Dass Klima- und feministische Politik zusammenfallen, zeigt schon ein vergleichender Blick: Schwedens feministisch eingestellte Umweltministerin Isabella Lövin unterzeichnete 2018 ein Gesetz, welches das Land bis 2045 CO2-neutral machen soll, während US-Präsident Trump – in so vielen Dingen frauenfeindlich – mit den USA aus dem Pariser Klimaabkommen ausgestiegen ist.
Kanada und Schottland gelten ebenfalls als Vorbilder im Klimaschutz, beide Länder stehen auch relativ weit vorn, wenn es um Geschlechtergleichstellung geht. Wissenschaftler Immanuel Stieß formuliert es so: „Wenn Geschlechtergerechtigkeit in der Gesamtpolitik ein Thema ist, dann wird Gender auch selbstverständlicher in Umwelt- und Klimapolitik aufgenommen.“
Wir brauchen eine feministische Klimapolitik
Dafür braucht es mehr Frauen als Handlungsakteur*innen an der Spitze. Im globalen Süden spielen sie bereits eine aktive Rolle im Klimaaktivismus. Aber ihre Stimmen fehlen in den Entscheidungs-und Umsetzungsprozessen. Umweltbewegungen und feministische Gruppen müssen Hand in Hand gehen. Wissen muss verbreitet werden. Wir brauchen Aufklärung. Sensibilisierung. Das Thema muss auch in nationalen Behörden Anerkennung finden. Eine Frau als Kanzlerin reicht nicht. Vor allem nicht, wenn sie sich schon dagegen sperrt, sich selbst Feministin zu nennen.
Vielmehr müssen die strukturellen Grundprobleme angegangen werden: Investitionen in Sozialsysteme und Infrastruktur sind am notwendigsten.
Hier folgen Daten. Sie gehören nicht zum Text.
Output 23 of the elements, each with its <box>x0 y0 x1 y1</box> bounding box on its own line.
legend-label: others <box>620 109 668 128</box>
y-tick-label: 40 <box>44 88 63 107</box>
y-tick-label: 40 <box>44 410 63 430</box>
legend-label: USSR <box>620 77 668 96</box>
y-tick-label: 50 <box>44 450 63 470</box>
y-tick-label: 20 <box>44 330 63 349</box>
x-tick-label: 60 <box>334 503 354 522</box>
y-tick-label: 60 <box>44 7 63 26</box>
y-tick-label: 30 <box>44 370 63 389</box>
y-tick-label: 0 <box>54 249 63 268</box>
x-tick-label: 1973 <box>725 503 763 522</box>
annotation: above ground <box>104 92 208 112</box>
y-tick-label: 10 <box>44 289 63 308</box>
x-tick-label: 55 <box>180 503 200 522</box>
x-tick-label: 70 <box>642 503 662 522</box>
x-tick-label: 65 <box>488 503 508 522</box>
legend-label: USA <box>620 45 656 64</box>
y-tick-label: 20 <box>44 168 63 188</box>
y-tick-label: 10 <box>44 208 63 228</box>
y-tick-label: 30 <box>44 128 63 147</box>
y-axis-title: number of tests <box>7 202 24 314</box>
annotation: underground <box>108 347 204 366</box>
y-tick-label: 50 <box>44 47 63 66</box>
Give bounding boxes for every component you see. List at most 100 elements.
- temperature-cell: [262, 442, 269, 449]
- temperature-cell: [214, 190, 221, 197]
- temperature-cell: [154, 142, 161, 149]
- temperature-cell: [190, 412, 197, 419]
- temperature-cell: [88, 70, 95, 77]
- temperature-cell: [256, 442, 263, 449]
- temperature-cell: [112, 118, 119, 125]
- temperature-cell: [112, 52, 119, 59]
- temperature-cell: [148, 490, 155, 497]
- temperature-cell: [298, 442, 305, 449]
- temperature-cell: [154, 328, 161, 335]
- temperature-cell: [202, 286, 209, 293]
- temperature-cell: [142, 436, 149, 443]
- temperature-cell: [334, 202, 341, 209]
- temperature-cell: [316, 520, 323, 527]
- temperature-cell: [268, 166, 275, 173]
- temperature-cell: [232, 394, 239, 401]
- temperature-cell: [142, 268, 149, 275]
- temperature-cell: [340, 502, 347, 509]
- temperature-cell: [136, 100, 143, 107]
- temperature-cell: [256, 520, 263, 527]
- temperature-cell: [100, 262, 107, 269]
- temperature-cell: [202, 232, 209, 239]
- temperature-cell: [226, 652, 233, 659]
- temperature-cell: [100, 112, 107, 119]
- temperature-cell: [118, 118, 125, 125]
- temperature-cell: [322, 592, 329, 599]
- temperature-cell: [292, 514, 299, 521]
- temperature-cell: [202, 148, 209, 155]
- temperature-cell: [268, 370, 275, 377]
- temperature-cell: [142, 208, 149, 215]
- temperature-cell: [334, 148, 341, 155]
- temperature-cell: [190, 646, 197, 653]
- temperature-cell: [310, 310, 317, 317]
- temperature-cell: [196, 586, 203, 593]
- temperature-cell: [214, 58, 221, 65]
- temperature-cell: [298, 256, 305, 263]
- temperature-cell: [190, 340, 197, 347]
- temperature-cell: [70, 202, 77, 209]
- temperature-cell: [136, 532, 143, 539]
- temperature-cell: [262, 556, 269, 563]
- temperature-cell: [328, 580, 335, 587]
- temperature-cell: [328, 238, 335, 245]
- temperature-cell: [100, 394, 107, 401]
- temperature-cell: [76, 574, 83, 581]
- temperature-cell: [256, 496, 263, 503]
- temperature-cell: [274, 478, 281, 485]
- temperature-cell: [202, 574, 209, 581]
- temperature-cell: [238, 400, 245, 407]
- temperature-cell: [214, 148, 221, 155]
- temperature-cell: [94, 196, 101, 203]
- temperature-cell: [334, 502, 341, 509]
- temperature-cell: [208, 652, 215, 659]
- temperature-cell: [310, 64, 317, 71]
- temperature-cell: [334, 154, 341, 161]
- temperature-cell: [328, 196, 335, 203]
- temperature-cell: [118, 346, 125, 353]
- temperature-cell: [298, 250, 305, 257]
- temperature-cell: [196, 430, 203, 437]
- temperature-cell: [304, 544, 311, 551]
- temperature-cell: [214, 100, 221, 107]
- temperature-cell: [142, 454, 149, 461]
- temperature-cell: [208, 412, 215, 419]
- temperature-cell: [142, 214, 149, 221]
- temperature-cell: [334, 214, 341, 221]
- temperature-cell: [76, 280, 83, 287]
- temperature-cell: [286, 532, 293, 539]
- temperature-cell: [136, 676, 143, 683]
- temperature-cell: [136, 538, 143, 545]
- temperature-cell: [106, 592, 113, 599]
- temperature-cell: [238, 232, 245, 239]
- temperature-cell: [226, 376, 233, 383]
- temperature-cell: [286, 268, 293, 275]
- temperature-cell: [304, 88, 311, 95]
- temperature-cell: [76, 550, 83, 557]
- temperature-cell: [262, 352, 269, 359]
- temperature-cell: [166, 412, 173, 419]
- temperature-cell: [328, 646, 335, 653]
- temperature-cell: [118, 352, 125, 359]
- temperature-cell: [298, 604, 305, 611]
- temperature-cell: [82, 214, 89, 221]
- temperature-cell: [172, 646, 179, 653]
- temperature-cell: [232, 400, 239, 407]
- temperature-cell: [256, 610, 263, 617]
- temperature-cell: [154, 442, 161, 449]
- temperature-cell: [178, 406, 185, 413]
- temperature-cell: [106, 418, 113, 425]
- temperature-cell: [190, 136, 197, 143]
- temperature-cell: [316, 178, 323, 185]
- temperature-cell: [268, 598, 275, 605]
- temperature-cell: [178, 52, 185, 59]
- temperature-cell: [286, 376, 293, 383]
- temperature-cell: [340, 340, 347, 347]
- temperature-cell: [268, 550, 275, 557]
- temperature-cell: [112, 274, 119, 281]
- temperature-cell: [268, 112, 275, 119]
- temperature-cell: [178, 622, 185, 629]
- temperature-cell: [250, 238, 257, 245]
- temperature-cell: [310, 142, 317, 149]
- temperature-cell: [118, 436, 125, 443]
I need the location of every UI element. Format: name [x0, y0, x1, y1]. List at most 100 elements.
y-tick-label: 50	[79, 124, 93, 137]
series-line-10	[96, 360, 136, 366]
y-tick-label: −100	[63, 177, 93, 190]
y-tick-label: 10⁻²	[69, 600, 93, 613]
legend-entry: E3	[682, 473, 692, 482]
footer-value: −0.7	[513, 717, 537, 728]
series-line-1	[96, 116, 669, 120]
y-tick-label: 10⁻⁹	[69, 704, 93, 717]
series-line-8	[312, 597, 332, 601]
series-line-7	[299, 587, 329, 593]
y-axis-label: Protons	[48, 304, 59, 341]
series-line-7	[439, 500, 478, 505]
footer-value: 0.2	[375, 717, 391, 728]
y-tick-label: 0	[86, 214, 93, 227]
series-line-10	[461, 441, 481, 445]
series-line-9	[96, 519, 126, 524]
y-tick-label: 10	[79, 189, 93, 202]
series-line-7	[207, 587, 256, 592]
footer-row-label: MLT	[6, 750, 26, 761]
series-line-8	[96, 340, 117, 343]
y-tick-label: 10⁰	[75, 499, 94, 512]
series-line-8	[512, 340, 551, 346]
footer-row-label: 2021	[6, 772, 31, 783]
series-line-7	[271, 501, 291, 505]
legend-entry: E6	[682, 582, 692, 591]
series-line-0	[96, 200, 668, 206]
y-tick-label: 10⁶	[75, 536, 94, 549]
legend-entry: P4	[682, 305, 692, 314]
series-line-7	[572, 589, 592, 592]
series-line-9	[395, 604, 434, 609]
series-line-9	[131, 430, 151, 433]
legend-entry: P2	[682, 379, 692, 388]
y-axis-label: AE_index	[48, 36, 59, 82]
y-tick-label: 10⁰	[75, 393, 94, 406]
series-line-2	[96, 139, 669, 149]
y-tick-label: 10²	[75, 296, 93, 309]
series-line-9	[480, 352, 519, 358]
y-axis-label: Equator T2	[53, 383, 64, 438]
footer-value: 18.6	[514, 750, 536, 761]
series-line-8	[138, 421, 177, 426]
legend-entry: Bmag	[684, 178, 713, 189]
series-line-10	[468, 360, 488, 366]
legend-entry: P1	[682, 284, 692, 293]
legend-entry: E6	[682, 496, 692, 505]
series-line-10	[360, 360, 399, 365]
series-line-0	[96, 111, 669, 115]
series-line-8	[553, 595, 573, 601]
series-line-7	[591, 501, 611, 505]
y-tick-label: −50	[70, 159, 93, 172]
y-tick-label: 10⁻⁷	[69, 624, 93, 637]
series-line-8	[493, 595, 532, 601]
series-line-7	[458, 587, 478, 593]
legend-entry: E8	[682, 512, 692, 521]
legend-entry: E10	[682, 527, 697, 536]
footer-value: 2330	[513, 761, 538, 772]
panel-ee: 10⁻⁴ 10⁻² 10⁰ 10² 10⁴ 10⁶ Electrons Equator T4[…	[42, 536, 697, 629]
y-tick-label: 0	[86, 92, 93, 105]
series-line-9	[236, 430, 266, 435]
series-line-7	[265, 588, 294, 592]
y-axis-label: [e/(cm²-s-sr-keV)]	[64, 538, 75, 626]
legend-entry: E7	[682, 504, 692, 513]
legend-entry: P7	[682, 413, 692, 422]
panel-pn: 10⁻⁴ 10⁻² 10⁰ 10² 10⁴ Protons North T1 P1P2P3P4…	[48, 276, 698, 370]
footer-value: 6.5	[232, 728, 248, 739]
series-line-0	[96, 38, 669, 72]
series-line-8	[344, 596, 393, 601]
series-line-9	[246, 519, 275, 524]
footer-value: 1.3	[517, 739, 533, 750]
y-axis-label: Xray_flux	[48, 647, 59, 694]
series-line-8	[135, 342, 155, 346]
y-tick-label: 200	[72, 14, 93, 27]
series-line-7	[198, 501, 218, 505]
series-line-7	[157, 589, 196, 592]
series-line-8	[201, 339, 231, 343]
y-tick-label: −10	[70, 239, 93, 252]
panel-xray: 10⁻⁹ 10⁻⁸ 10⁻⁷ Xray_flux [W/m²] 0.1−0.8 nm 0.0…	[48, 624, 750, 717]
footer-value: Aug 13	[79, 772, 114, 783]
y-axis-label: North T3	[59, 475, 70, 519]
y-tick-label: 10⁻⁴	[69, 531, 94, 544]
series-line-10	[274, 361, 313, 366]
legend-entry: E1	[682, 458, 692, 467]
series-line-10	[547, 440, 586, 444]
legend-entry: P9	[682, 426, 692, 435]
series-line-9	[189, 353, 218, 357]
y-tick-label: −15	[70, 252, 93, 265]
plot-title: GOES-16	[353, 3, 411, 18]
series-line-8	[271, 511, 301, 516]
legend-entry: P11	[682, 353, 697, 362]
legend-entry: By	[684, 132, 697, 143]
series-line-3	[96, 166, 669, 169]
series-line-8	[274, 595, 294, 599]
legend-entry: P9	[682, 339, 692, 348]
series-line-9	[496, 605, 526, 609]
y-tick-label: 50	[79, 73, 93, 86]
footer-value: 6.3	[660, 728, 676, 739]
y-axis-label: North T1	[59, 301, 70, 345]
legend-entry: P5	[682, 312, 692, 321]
Löhne müssen gerechter gemacht, soziale Berufe besser bezahlt, Sorgearbeit gerechter verteilt, Geschlechterrollen aufgebrochen werden.
Es geht bei der Klimafrage also nicht um Schuld, sondern darum Zusammenhänge zu erkennen. Geschlechtergerechtigkeit in der Klimakrise darf nicht weiterhin ein Nischenthema bleiben.